Erb- und Eheverträge

Bei Eheverträgen, Erbverträgen oder Testamenten schreiben die gesetzlichen Bestimmungen bestimmte Formvorschriften vor, deren Nichtbeachtung zur Ungültigkeit des Dokuments führt. Da diese Urkunden in der Regel auch Vermögenswerte von höherem Wert betreffen, lohnt es sich auch hier nicht, Risiken einzugehen. Wir stehen Ihnen gerne zur Verfügung und setzen Ihre Vorstellungen in die richtige Rechtsform um.

Unsere ausländischen Kunden bitten uns oft, für sie auch ein ungarisches Testament zu erstellen. Für ausländische Staatsbürger, die über Vermögen in Ungarn verfügen, vor allem Immobilien, ist es ratsam, auch ein Testament nach ungarischem Recht zu erstellen. Der Hauptgrund dafür ist, dass bei Immobilien immer die Rechtsvorschriften des Landes anzuwenden sind, in dem sich die Immobilie befindet. Bei Immobilien in Ungarn sind daher auch dann die ungarischen Rechtsvorschriften anzuwenden, wenn der Eigentümer kein ungarischer Staatsbürger ist.

Die Erstellung eines Testaments unterliegt strengen Vorschriften. Ein Dokument gilt nur dann als Testament, wenn es diesen Vorschriften vollständig entspricht. Das Gesetz kennt mehrere Arten von Testamenten, wobei das schriftliche Privat testament am häufigsten anzutreffen ist. Ein schriftliches privates Testament kann nur in einer Sprache verfasst werden, die der Erblasser versteht und in der er schreiben und lesen kann. Das schriftliche private Testament kann vom Erblasser selbst verfasst oder von einer anderen Person geschrieben werden. Eine maschinengeschriebene Urkunde gilt nicht als eigenhändig verfasst, auch wenn sie vom Erblasser selbst stammt. Ein privates Testament, das in Stenografie oder einer anderen, von der üblichen Schrift abweichenden Zeichen- oder Ziffernschrift verfasst ist, ist ungültig.

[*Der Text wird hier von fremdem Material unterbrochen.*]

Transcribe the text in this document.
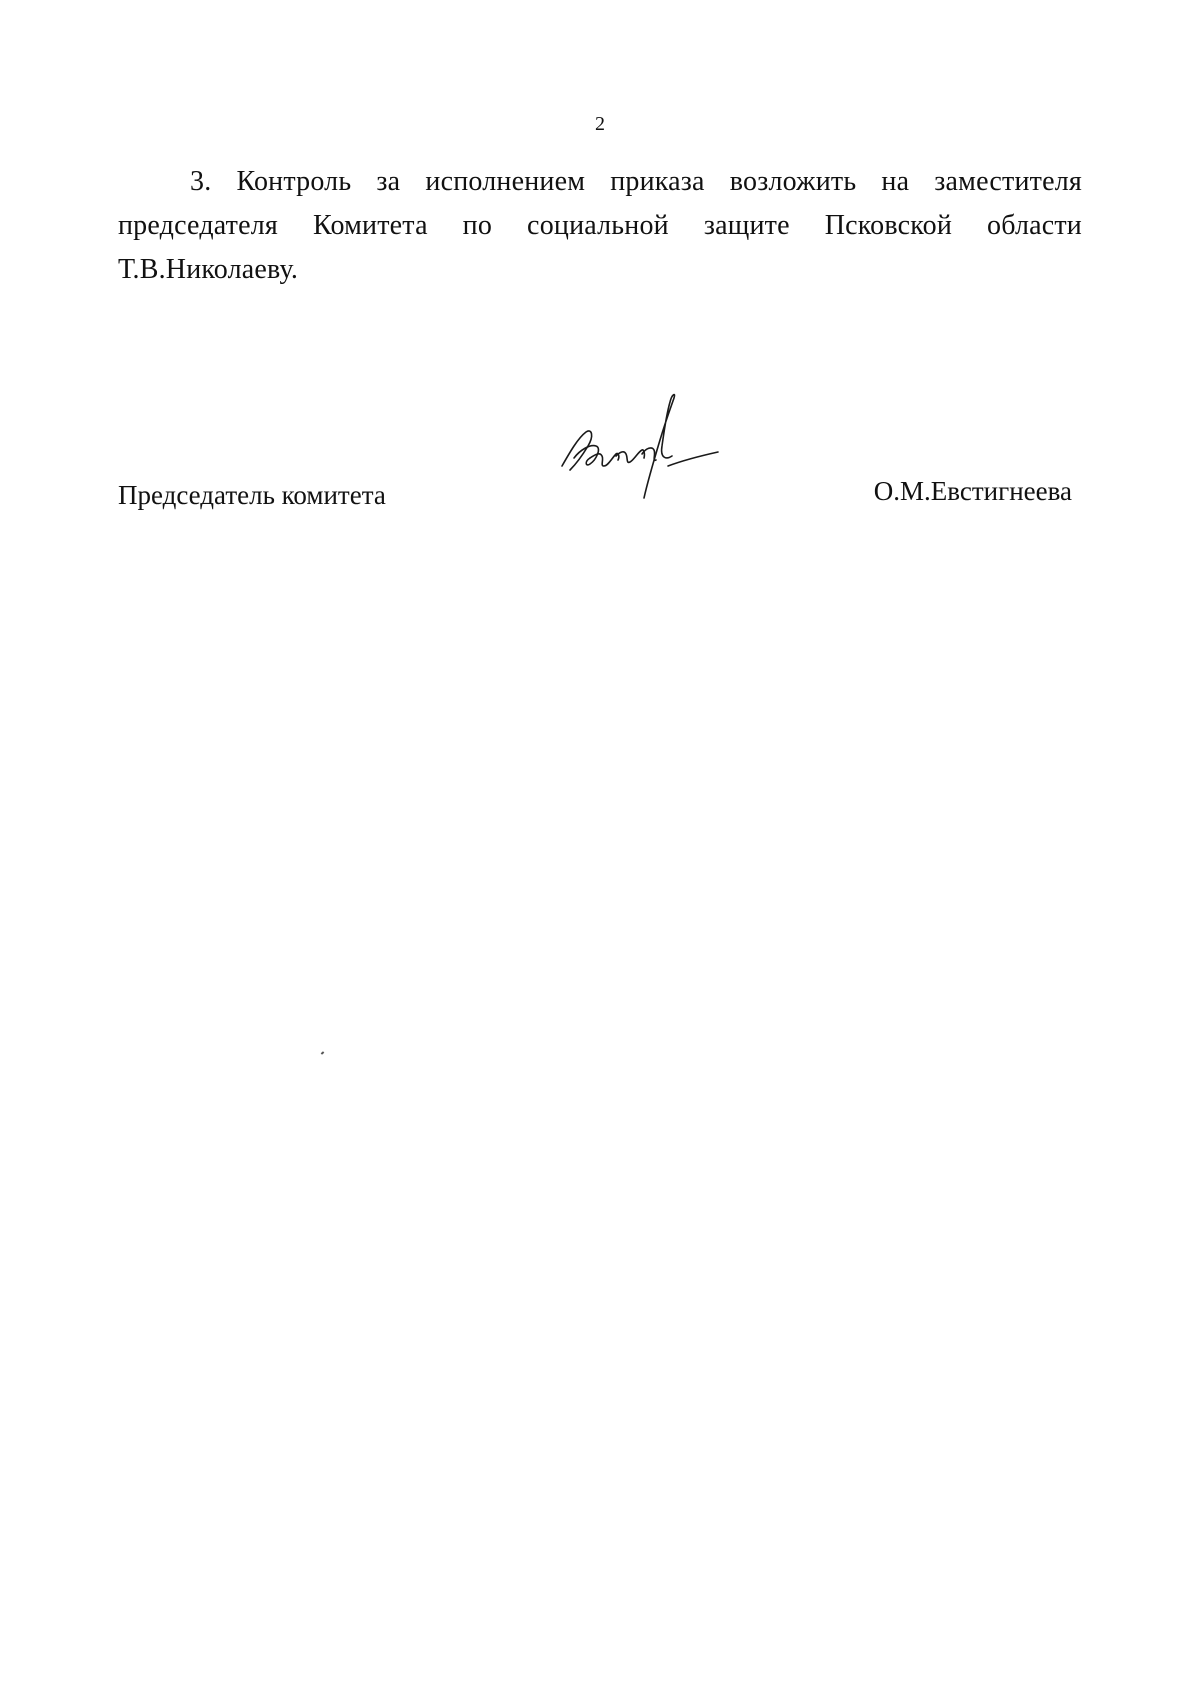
2

3. Контроль за исполнением приказа возложить на заместителя председателя Комитета по социальной защите Псковской области Т.В.Николаеву.

Председатель комитета	О.М.Евстигнеева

Ein schriftliches privates Testament ist gültig, wenn seine Testamentsqualität, der Ort und der Zeitpunkt seiner Erstellung aus dem Dokument selbst hervorgehen und wenn der Erblasser es

a) es von Anfang bis Ende selbst verfasst und unterzeichnet; oder
b) es in Anwesenheit von zwei Zeugen unterzeichnet oder, wenn es bereits unterzeichnet wurde, die Unterschrift vor zwei Zeugen als seine eigene anerkennt, wobei in beiden Fällen auch die Zeugen das Testament unterzeichnen und ihre Eigenschaft als Zeugen angeben; oder
c) es unterzeichnet und entweder als offenes oder geschlossenes Dokument beim Notar – als Testament gekennzeichnet – persönlich hinterlegt.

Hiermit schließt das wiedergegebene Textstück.